Nato Gesù a Betlemme di Giudea, al tempo del re Erode, ecco, alcuni Magi vennero da oriente a Gerusalemme e dicevano: «Dov’è colui che è nato, il re dei Giudei? Abbiamo visto spuntare la sua stella e siamo venuti ad adorarlo». All’udire questo, il re Erode restò turbato e con lui tutta Gerusalemme. Riuniti tutti i capi dei sacerdoti e gli scribi del popolo, si informava da loro sul luogo in cui doveva nascere il Cristo. Gli risposero: «A Betlemme di Giudea, perché così è scritto per mezzo del profeta: “E tu, Betlemme, terra di Giuda, non sei davvero l’ultima delle città principali di Giuda: da te infatti uscirà un capo che sarà il pastore del mio popolo, Israele”».

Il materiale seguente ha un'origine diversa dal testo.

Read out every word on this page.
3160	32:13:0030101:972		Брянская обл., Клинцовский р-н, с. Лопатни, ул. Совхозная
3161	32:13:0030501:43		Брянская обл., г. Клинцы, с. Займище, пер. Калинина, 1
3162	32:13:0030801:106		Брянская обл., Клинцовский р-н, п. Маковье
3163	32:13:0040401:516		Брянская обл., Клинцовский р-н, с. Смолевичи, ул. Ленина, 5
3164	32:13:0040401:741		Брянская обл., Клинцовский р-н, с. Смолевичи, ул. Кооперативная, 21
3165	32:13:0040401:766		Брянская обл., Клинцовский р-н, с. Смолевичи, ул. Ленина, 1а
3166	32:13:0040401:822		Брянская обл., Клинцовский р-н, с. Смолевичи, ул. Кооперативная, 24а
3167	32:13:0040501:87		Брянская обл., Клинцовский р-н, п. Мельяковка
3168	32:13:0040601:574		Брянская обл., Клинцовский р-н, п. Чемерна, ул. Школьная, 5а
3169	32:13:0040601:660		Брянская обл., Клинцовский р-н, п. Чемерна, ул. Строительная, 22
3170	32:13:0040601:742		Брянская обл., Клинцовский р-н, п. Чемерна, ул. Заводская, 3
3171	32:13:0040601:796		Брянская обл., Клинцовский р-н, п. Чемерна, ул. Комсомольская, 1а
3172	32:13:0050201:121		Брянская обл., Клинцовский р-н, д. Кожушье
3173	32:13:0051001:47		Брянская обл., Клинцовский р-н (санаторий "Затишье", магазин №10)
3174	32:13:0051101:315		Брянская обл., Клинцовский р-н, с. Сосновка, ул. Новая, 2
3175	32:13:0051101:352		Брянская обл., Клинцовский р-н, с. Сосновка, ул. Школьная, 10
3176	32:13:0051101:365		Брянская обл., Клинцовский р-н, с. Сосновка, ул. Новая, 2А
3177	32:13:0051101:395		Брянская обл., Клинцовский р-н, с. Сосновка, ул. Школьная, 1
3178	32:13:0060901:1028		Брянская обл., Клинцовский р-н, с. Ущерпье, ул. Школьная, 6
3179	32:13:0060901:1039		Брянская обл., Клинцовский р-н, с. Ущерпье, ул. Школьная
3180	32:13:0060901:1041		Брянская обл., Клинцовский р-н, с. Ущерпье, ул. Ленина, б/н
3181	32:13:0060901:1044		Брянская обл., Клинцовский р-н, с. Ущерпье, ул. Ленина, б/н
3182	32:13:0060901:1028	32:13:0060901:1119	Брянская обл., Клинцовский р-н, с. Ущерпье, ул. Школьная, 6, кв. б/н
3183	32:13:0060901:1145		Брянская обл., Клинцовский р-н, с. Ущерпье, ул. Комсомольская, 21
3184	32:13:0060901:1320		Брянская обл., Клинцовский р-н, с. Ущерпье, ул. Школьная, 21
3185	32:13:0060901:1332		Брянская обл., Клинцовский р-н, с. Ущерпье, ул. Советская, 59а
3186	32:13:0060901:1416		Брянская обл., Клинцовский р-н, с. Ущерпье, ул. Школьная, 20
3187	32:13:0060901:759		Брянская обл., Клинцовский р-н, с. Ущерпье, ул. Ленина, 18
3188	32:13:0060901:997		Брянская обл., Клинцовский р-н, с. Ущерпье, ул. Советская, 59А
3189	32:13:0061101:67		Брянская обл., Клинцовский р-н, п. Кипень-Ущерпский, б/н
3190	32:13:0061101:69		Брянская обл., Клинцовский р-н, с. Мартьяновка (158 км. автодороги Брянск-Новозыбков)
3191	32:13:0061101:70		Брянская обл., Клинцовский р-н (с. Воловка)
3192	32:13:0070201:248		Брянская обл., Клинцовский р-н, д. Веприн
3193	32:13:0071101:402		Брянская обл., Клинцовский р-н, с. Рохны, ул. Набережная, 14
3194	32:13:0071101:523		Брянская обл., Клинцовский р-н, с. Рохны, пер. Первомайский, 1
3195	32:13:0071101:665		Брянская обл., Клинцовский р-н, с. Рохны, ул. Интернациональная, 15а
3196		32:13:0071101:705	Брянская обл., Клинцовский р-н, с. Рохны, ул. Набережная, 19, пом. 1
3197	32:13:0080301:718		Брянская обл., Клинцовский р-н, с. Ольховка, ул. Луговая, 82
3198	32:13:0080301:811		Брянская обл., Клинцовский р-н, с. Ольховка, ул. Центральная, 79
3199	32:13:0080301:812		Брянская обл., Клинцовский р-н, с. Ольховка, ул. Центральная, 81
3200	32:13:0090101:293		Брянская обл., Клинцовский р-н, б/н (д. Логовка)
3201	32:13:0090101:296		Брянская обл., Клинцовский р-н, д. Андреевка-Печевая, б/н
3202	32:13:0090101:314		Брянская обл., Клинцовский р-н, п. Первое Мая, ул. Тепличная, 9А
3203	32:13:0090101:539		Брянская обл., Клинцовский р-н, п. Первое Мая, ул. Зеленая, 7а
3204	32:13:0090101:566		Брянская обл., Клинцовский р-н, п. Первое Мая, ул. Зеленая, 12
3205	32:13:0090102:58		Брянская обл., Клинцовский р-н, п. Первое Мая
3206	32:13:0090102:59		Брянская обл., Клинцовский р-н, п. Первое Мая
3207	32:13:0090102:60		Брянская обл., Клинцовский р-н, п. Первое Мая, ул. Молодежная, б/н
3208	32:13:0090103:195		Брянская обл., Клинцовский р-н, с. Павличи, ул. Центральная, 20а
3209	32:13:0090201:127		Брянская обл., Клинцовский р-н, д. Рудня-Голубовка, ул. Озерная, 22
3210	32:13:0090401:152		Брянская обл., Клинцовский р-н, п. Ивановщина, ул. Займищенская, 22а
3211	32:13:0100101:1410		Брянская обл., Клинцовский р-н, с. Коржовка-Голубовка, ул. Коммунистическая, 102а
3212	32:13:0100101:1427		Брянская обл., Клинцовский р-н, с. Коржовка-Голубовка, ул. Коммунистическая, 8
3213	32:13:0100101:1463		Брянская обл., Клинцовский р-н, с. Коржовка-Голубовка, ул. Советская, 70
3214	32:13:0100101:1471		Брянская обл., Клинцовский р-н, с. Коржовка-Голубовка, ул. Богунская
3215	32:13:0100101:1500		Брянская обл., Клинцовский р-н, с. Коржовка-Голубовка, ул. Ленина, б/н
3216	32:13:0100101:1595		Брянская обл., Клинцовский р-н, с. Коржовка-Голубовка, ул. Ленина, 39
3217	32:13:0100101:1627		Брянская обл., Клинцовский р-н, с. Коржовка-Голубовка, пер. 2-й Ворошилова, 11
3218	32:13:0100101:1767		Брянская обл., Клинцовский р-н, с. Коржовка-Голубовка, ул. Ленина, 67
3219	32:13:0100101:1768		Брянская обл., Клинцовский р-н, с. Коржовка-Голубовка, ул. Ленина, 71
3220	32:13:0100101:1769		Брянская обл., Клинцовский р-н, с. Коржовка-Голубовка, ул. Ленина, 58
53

Allora Erode, chiamati segretamente i Magi, si fece dire da loro con esattezza il tempo in cui era apparsa la stella e li inviò a Betlemme dicendo: «Andate e informatevi accuratamente sul bambino e, quando l’avrete trovato, fatemelo sapere, perché anch’io venga ad adorarlo».
Udito il re, essi partirono. Ed ecco, la stella, che avevano visto spuntare, li precedeva, finché giunse e si fermò sopra il luogo dove si trovava il bambino. Al vedere la stella, provarono una gioia grandissima. Entrati nella casa, videro il bambino con Maria sua madre, si prostrarono e lo adorarono. Poi aprirono i loro scrigni e gli offrirono in dono oro, incenso e mirra. Avvertiti in sogno di non tornare da Erode, per un’altra strada fecero ritorno al loro paese.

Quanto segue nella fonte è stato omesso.